In the reflection of the mirror, I could see who had entered. Fucking hell.

Mason's gym bag seemed to slide nearly off his shoulders before he caught it, readjusting it as his jaw slacked open. His eyes were trained on my side, catching me at probably the most inconvenient of times. Him and his fucking timing. "Ollie—"

"It's fine," I rushed out, the words slurring together as quickly as I pulled the shirt back down. Grabbing my bag from the floor, I turned to walk out the door. "It's nothing. I've got to get to class."

His arm shot out, almost as if to reach for my wrist but he stopped himself, his hand dangling awkwardly between us. "It doesn't look like just nothing. When did—was that Benj?"

"No, actually." A scowl made its way to my face. The look on Mason's face said he could see past my little lie. Well, white lies, really. Benji hadn't actually punched me in the side, but he did partake in the shoving, sneers, and overall fiasco of watching Keegan and Evan, their offensive linemen, tackle me like I was a rival quarterback.

"That was Keegan and Evan," I clarified, attempting to walk briskly past him. He easily stepped into my path. With a glare, I gritted out, "I need to get to class. My free period is almost over."

"Wait." He gritted his teeth. "Can we talk?"

"Isn't that social suicide?"

He huffed. "Don't be ridiculous."

"Fine," I said firmly. "But it depends on what this is about."

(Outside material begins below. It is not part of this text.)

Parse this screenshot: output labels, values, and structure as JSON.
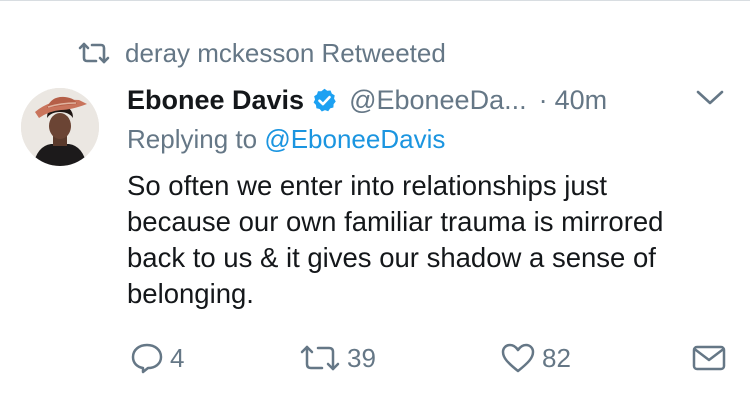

"Benji." He looked past me before gulping, pointing toward my side. "And that."

I rolled my eyes. "I already told you, it was Keegan and Evan."

He nodded, before leaning against the wall, his arms firmly crossed. "I know, but it's just—Benjamin. Why would he allow that? I didn't think he'd get this violent."

"Who fucking knows." I adjusted my backpack, which jarred my side a bit. Mason sent a sympathetic wince, one I couldn't decipher if it was genuine or not. "Probably just mad that I'm 'pushing the gay agenda' or whatever the fuck people call it. Or that I'm not taking it like a wimp he thinks I am."

Rolling my eyes, Mason's questions were exactly what I had been wondering. Has Benjamin always been this close-minded? Had he always been violent, a bully, and I just hadn't noticed it cuz I had been included in his group? What was the real Benjamin like if it had all been a lie; had he even liked me as a friend before this whole spiral?

"I just don't understand it. You've known him for so long, why would he—"

"Yeah, I don't either. Join the club." A second later, the school bell rang, signaling it was time for the third period, one I sadly shared with Benjamin. Looking at him I jeered my thumb at the door, saying drly, "Look, I've got class. Maybe we can chat later."

"Same," he said awkwardly before lowering his voice, glancing at the empty stalls behind me in relief. "Meet you after school? I can drive you home, maybe talk about it then?"

I blinked, the suggestion coming out of nowhere, but the offer was still intriguing.

"Sure," the words slipped out with ease, the appeal of ranting about Benjamin sounding all too tempting. "I'll meet you after school."